As machine tools, inspection machines and materials handling equipment have evolved from rudimentary manual mechanisms to highly sophisticated automated systems, the internal positioning devices they feature have also evolved into more sophisticated products. One of the most commonly used measurement technologies today is the linear encoder.

It was 1968 when the first linear encoders, featuring glass scales, appeared on the market. While these open glass-grating devices proved to be effective for very fine work, they were found to be extremely problematic in harsher machining conditions. For example, they offered very little resistance to the ingress of workshop contaminants.

While attempts were made to rectify this in the late 1970s with the introduction of large enclosed glass-scale encoders, many of the problems initially associated with glass encoders, such as ineffective sealing, the fragility of glass and the difficulty associated with fitting the scales, persisted; indeed these problems continue to persist today with this type of technology.

To address these problems, engineers at Newall embarked on a research program dedicated to exploring the possibilities inductive technology presented. Initially, the objective was to develop a non-contact encoder capable of withstanding the harshest workshop environments. This led to the development of an inductive encoder based on the inherent accuracy of fine tolerance ball bearings.

Newall's engineers designed an inductive encoder comprising two main assemblies: a scale and a head. The scale is a length of stainless-steel tube housing a column of precision nickel-chrome ball bearings maintained under compression; the compression load being set during manufacture to calibrate the scale. The head, which fits around the scale and slides along it, features a rectangular aluminum casting containing a coil assembly and electronics.

Unlike the linear glass encoders, the ability to permit any head to be used with any scale has delivered a high degree of flexibility for end users and reduced maintenance costs.

These ball bearing-based encoders, originally developed to withstand the harsh manufacturing environments of the machine tool retrofit industry, have since proved to be ideal for installation by OEMs (Original Equipment Manufacturers) and end users in a wide range of modern factory and process machinery. Machine tools, automation systems and measuring machines all benefit tremendously from using ball bearing-based linear encoders; even when operating under such adverse conditions as sub-aqua applications and nuclear caves -- long considered no-go areas for glass.

Unlike glass-scale devices, ball bearing-based encoders are IP67 rated. Completely sealed against oil, dust, coolant and other workshop contaminants, their design guarantees unbeatable levels of reliability and performance for end-users.

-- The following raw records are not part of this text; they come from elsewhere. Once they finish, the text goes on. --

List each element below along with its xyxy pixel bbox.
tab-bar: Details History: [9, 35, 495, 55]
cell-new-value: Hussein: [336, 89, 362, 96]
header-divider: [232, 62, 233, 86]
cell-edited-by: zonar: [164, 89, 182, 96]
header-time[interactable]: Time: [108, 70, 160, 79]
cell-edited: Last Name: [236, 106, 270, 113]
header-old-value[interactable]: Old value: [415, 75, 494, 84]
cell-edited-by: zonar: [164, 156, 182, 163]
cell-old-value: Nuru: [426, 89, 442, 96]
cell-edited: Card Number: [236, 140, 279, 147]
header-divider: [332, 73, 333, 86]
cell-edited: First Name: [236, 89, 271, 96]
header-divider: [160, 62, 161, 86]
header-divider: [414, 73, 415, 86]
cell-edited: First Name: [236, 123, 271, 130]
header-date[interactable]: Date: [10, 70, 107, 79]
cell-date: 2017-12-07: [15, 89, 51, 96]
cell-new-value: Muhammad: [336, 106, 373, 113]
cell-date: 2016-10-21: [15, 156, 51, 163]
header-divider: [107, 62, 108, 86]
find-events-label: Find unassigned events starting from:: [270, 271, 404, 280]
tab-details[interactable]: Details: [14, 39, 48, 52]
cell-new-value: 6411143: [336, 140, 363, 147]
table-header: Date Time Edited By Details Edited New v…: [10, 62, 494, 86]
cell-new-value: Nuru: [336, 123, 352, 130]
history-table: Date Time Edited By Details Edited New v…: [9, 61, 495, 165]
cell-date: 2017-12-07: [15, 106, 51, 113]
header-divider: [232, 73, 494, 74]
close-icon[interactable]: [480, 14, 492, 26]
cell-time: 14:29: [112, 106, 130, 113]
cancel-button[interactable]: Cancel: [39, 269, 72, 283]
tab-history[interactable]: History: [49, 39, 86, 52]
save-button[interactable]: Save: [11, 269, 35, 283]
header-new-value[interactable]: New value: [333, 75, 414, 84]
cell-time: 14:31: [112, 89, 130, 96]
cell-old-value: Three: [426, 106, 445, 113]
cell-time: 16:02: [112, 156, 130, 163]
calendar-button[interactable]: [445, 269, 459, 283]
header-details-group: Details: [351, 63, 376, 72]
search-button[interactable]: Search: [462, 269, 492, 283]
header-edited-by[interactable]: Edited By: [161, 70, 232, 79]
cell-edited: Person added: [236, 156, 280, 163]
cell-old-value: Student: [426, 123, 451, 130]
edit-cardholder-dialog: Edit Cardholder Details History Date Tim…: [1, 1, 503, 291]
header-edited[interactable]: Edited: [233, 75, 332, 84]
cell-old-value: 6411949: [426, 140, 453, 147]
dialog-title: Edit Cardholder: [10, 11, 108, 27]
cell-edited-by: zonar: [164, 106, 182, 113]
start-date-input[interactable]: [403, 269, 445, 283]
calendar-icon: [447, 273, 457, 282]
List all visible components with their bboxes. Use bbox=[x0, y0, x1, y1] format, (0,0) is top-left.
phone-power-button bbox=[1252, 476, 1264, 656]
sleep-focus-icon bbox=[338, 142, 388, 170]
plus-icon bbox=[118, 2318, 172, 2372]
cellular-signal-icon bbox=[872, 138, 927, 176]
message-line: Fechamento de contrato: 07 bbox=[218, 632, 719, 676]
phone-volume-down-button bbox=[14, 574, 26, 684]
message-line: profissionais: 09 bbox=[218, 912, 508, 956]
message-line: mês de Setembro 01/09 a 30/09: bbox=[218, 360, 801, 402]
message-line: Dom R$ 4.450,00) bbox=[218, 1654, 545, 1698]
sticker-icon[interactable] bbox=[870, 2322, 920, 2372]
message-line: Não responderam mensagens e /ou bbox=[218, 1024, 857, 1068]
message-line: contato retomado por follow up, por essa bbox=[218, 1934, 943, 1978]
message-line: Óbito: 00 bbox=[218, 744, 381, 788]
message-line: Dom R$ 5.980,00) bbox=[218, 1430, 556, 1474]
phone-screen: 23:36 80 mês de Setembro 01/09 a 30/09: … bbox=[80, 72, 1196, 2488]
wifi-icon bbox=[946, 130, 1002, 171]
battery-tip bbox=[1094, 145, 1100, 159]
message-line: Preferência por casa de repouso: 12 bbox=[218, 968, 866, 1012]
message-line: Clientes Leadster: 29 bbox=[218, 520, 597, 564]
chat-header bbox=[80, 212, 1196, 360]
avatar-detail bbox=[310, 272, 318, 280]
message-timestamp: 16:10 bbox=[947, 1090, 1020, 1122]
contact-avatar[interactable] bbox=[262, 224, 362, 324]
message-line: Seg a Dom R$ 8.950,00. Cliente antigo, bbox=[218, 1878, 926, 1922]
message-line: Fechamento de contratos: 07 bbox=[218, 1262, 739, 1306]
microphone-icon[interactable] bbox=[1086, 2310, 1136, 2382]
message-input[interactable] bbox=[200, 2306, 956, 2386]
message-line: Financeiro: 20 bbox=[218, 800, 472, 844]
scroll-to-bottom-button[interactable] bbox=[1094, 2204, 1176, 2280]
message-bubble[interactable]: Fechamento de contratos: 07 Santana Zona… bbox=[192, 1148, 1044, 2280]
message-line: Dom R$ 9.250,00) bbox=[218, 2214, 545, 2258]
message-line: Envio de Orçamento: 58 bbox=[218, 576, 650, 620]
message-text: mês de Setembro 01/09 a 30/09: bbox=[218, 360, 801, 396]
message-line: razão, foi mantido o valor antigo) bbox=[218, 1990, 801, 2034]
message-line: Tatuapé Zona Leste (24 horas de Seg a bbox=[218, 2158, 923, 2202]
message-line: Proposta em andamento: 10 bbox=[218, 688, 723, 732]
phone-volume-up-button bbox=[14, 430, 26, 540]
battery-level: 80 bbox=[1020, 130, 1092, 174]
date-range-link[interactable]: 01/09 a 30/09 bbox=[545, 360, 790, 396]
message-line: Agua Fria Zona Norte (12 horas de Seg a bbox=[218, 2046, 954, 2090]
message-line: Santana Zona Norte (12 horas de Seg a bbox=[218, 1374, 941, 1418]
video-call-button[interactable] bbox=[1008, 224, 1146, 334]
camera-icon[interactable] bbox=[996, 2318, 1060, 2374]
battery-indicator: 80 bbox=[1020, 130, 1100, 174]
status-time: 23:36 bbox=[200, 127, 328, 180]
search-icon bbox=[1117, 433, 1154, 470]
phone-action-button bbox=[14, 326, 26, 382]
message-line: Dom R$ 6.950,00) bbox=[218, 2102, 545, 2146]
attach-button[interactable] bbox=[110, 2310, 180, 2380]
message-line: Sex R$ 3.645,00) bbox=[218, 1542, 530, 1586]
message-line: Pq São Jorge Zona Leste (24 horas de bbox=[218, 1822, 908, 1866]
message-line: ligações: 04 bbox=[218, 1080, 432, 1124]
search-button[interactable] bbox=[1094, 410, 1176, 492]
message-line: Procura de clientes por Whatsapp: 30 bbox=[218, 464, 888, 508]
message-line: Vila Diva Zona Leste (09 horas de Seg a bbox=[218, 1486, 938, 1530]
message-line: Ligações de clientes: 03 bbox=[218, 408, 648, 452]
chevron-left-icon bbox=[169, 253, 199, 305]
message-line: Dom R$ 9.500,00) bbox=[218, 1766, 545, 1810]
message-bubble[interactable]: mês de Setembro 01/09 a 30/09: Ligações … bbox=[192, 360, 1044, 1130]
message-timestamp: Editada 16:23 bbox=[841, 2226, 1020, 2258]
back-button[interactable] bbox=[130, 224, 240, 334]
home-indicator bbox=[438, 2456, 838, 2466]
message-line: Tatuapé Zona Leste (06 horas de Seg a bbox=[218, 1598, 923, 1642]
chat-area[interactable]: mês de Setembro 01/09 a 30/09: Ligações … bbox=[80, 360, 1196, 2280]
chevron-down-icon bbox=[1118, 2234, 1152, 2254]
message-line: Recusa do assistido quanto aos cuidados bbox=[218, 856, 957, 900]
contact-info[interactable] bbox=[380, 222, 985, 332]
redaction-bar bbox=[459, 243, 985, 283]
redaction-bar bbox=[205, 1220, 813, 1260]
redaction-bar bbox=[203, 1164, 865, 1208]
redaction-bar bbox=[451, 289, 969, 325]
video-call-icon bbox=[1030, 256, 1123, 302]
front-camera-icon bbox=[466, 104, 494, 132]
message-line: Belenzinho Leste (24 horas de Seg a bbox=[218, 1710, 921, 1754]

End-users further benefit from the fact that it shows none of the wear characteristics usually associated with glass encoders, removing the need for costly replacements while also negating the need for cleaning and maintenance. By increasing machine reliability, OEMs are able to add considerable value to their products.

The benefits this technology presents to OEMs are particularly salient given the highly competitive nature of today's market. The robust construction of ball bearing-based encoders, with no fragile or easily damaged components, means they can be easily mounted without the fear of damage associated with glass products. Their high resistance to shock and vibration also means they can be fitted in almost any environment, no matter how demanding, while continuing to deliver accuracy and repeatability.

The IP67 rating of ball bearing-based encoders also removes the need for air-purging and cleaning, allowing OEMs to make additional savings in both time and production costs, while self-aligning fixing brackets allow virtually effortless scale mounting, with a single drill hole required for each set of brackets. The design of the encoder also allows alignment in almost any position; unlike glass-scale encoders that usually have to be installed with the lip seal facing downwards to prevent contamination.

With the exception of a dial indicator, used to align the reader head, installing ball bearing-based encoders requires no need for additional electronic devices. The self-contained design also removes the need for additional electronic connections.

The present trend in modern machinery and automation systems is for increasingly higher accuracy, repeatability and resolution, increased reliability and speeds, and more efficient working ranges. The boom in telecommunications in the late 1990s resulted in the development of cost-effective digital signal processors (DSP) alongside high-speed analogue to digital conversion ICs. This has provided the technological foundation to allow for the signal processing capabilities required for direct integration with OEM systems to be realized.

Although the latest digital ball bearing-based encoders feature the same coil assembly, the drive (or induction) coil is driven from an amplifier at 10kHz as opposed to the 1kHz fundamental frequency of its analogue predecessor; allowing for the raw signals generated within the encoder to be directly translated to industry standard quadrature signals. Newall has also enabled users of control systems that demand 1Vpp or 11µA signal output from encoders, by developing an in-line matchbox interface, thus covering the market requirement of 90% of all systems.

An increasing number of machine-tool builders, system integrators, machine designers and engineering companies are managing to cut costs and increase productivity with the help of ball bearing-based digital encoder technology. The continued application of new, appropriate technologies will guarantee that ball bearing-based linear encoders will meet the needs of OEMs for many years to come.